Falta de legendas atrapalha surdos a assistirem a ‘Ainda Estou Aqui’ nos cinemas

SÃO PAULO, SP (FOLHAPRESS) – “Ainda Estou Aqui” tem quebrado recordes de bilheteria e pode ser indicado ao Oscar, depois de sua protagonista, Fernanda Torres, ter vencido o prêmio de melhor atriz no Globo de Ouro. Pessoas surdas ou com alguma deficiência auditiva, porém, têm reclamado da falta de acessibilidade não apenas para assistir a este, mas também a outros filmes brasileiros nos cinemas, que não têm legendas.

As pessoas com deficiência têm acesso, na maioria das salas, a aplicativos de acessibilidade para celulares. Após baixar o programa e seguir as instruções, é possível sincronizar o que é exibido no aparelho com o filme que passa na telona. A partir daí, a pessoa tem acesso a recursos como audiodescrição, legendas e Libras no smartphone.

O problema é que pessoas surdas também dependem de elementos visuais, isto é, tanto da imagem do filme quanto da legenda, que fornece informações adicionais para a compreensão. No entanto, para usar o aplicativo, a atenção dos usuários fica dividida entre a tela maior e a menor o tempo todo.

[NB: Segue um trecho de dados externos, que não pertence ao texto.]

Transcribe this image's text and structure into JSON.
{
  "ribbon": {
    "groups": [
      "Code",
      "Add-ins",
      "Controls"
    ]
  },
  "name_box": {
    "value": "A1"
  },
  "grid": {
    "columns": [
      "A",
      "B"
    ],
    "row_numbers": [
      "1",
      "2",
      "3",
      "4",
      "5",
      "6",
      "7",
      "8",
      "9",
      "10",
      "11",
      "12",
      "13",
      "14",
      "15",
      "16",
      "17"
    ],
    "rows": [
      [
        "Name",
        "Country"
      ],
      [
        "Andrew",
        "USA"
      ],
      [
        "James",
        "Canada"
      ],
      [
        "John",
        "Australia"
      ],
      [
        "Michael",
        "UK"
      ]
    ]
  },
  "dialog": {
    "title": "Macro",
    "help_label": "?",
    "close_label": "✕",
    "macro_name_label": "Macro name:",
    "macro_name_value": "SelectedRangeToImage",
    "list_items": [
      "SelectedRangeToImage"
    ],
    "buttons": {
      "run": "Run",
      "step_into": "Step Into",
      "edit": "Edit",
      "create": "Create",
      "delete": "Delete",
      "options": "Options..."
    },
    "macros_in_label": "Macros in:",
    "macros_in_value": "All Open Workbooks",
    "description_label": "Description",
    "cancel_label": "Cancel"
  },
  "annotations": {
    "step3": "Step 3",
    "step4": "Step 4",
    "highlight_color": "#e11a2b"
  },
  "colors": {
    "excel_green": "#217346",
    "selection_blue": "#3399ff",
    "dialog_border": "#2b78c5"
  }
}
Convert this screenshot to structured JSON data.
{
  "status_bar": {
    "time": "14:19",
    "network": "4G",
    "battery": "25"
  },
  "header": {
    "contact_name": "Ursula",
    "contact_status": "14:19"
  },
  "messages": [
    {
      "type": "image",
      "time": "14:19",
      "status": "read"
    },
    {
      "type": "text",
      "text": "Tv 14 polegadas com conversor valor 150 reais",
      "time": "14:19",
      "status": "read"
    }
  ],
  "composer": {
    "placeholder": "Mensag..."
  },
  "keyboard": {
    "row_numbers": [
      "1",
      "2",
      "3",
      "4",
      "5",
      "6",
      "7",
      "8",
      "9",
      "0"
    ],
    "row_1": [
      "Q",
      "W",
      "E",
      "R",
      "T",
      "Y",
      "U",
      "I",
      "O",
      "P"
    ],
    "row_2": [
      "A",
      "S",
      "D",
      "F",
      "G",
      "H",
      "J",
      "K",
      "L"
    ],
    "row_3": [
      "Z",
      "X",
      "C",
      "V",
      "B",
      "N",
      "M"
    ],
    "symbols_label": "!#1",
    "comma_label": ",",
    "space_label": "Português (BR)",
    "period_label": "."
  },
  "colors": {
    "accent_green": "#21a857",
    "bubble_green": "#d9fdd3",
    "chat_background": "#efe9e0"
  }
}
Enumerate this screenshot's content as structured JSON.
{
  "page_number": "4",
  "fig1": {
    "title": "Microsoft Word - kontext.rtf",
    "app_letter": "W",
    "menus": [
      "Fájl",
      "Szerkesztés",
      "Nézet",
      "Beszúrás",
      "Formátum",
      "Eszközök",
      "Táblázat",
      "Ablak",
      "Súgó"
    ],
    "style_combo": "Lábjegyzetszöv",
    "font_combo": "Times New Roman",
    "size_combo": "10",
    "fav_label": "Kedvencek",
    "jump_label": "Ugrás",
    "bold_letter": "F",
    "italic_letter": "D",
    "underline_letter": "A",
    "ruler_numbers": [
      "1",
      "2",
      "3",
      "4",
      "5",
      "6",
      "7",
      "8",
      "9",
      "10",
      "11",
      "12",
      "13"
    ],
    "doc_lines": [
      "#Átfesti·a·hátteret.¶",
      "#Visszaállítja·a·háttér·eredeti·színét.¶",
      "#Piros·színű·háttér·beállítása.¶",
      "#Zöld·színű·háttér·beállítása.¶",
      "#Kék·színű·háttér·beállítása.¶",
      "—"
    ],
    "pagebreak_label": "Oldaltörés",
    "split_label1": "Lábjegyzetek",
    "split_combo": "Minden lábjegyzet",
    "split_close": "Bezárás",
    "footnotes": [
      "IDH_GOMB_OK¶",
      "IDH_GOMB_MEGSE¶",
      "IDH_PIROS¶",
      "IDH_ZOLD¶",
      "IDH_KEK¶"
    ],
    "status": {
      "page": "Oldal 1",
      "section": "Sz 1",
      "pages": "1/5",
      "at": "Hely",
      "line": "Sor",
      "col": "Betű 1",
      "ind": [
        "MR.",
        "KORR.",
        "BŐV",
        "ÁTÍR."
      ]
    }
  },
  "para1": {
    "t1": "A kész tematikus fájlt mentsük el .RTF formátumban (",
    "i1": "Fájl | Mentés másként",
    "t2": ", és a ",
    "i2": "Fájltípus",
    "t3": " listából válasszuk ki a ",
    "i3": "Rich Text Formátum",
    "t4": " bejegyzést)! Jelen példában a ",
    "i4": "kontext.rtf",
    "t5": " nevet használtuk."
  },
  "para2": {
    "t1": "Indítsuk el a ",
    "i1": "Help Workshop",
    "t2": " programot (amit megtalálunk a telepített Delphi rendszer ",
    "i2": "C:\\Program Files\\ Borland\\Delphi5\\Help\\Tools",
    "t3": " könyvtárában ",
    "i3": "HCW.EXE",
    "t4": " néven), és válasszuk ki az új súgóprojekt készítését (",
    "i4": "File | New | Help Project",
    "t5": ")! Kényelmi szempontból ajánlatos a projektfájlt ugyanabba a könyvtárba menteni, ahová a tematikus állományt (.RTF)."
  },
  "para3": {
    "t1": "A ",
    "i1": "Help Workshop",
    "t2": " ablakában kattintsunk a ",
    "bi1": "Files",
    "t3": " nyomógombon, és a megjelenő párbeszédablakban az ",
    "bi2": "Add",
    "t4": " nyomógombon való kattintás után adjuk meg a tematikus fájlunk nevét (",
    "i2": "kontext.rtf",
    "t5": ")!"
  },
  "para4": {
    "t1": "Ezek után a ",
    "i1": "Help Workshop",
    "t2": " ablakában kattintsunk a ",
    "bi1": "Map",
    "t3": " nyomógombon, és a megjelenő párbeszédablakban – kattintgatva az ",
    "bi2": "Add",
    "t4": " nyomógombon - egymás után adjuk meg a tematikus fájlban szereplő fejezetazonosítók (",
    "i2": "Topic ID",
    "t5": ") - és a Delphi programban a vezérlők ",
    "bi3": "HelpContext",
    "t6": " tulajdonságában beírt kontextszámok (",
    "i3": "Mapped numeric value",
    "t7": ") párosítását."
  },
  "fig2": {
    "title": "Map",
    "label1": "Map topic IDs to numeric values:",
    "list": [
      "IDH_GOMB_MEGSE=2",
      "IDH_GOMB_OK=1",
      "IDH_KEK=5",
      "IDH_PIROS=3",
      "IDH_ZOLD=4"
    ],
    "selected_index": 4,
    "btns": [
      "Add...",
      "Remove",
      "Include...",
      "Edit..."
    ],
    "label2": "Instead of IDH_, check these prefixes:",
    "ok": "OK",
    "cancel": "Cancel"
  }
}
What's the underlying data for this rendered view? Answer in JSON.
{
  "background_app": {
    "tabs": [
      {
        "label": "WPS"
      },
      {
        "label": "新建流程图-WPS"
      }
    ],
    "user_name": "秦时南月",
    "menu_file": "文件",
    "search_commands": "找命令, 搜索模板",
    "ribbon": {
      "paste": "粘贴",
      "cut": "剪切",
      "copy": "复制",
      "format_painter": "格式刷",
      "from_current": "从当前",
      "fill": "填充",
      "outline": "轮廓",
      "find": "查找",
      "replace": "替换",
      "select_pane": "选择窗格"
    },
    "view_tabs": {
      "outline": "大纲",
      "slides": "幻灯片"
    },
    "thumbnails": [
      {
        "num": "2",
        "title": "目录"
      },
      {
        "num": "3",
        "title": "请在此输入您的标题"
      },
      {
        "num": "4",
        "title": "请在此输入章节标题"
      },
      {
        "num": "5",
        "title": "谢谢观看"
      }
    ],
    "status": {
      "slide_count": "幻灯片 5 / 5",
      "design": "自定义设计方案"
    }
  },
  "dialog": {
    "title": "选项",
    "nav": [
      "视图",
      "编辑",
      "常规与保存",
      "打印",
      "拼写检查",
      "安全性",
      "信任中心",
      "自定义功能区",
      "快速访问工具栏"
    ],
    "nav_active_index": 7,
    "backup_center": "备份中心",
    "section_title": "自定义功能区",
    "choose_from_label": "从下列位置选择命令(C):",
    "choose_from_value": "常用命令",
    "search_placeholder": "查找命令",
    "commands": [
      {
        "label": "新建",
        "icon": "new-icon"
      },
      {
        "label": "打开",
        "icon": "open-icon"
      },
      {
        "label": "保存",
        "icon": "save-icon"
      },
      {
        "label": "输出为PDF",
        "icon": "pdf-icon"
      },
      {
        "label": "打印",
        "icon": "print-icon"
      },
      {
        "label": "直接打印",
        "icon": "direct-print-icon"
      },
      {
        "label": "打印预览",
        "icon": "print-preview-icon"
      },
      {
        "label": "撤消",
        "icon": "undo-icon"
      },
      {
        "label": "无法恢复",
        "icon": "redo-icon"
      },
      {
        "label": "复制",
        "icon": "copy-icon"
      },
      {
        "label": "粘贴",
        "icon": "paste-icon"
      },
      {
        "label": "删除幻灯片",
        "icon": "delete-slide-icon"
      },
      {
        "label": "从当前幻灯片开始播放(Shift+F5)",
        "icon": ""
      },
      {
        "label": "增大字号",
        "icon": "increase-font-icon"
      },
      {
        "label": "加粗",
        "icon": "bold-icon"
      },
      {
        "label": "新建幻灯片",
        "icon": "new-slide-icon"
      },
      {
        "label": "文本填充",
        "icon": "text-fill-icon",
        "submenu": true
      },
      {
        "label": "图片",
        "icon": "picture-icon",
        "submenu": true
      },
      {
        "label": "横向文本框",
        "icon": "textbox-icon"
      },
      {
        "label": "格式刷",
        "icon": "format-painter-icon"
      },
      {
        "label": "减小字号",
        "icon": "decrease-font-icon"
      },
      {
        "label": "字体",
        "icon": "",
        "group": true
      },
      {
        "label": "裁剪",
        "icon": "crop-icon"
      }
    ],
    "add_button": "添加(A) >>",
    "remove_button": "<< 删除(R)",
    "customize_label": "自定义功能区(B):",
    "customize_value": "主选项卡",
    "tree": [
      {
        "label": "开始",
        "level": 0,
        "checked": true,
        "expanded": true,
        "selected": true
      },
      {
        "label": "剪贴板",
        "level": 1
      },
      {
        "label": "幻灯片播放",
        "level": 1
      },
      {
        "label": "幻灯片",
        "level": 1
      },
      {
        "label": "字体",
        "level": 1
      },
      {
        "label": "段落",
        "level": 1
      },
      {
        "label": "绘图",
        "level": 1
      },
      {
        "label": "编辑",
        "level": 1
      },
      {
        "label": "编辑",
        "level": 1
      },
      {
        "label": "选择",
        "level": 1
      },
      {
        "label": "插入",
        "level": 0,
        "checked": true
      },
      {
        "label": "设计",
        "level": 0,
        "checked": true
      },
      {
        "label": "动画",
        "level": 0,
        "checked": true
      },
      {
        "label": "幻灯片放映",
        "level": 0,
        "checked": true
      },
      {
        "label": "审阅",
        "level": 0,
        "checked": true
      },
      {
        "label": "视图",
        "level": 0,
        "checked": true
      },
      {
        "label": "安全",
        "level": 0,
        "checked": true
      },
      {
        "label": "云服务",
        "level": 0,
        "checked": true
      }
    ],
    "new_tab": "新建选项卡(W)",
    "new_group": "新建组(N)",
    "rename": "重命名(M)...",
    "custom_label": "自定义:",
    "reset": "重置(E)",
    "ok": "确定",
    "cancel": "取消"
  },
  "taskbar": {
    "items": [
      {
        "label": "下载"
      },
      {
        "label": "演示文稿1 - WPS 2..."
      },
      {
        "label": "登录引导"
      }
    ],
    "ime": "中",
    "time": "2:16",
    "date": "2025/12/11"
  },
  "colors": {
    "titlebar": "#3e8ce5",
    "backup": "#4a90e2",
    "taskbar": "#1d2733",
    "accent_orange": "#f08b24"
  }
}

“Essa solução vai contra os princípios do desenho universal, especialmente no que diz respeito ao mínimo esforço físico [visual] e à comodidade, elementos essenciais do conceito de acessibilidade”, diz Marcelo Pedrosa, idealizador da campanha “Legenda Nacional” e consultor de legenda descritiva que também é surdo.

Segundo Pedrosa, a principal causa do problema está na instrução normativa nº 165 da Ancine, a Agência Nacional de Cinema, criada em 2022. “Ela foi criada estrategicamente para centralizar a acessibilidade em aplicativos. Essa abordagem busca unificar recursos como a audiodescrição, voltada para pessoas cegas, e as legendas e Libras para pessoas surdas.”

No caso da audiodescrição, o uso de fones de ouvido funciona bem para cegos, já que o recurso não traz prejuízos ao conforto do usuário. “O problema é que não houve consulta à comunidade surda acerca da melhor opção a ser utilizada”, afirma.

A Ancine não respondeu às críticas até a publicação desta reportagem.

Como solução, acrescenta Pedrosa, o ideal seria que os cinemas exibissem as legendas diretamente no telão, permitindo que todos acompanhassem a transcrição simultaneamente ao que é ouvido —ao menos em algumas sessões.

Outra possibilidade seria a adoção de óculos inteligentes, que projetem legendas e Libras como uma segunda tela, oferecendo maior autonomia e conforto. A ideia seria integrar, em uma mesma sala, diferentes ferramentas de acessibilidade, como dublagem e legendagem, para atender a diversas necessidades caso não haja muitas salas disponíveis para um mesmo filme.

Procurada, a rede Cinemark, uma das maiores do país, afirmou que os filmes que exibe, nacionais ou internacionais, possuem o recurso de acessibilidade via aplicativo exigido pela lei n° 13.145, de 2015, do Estatuto da Pessoa com Deficiência, em vigor desde 2 de janeiro de 2023.

A rede diz ainda que a equipe do cinema sempre orienta sobre o uso dos aplicativos para aqueles que necessitam e que a maioria dos filmes nacionais são exibidos nos cinemas sem legendas.

A campanha “Legenda Nacional” também critica que a instrução normativa não deixa claro qual é a fiscalização que deve ser feita para garantir acessibilidade nos cinemas, mesmo que preveja uma penalidade para o desrespeito à norma.

PROBLEMA SE ESTENDE À TV

Além dos filmes exibidos nos cinemas, a comunidade surda também reclama de streamings, como o Globoplay, que não tem legendas para todos os filmes de seu catálogo, e as “closed captions” nem sempre estão disponíveis nas transmissões ao vivo do aplicativo.

É na plataforma da Globo, aliás, que o filme será exibido no streaming, mas ainda não há uma previsão para a estreia.

Procurada pela reportagem, a Globo afirmou que está comprometida em ampliar sua oferta de recursos de acessibilidade e que tem feito avanços na produção de “closed caption” para o Globoplay em conteúdos originais e do acervo da TV Globo.

Segundo a empresa, em 2024, todos os títulos dessas categorias, estreias ou relançamentos, foram disponibilizados na plataforma com esses recursos, assim como todos os filmes e séries produzidos pelos Estúdios Globo.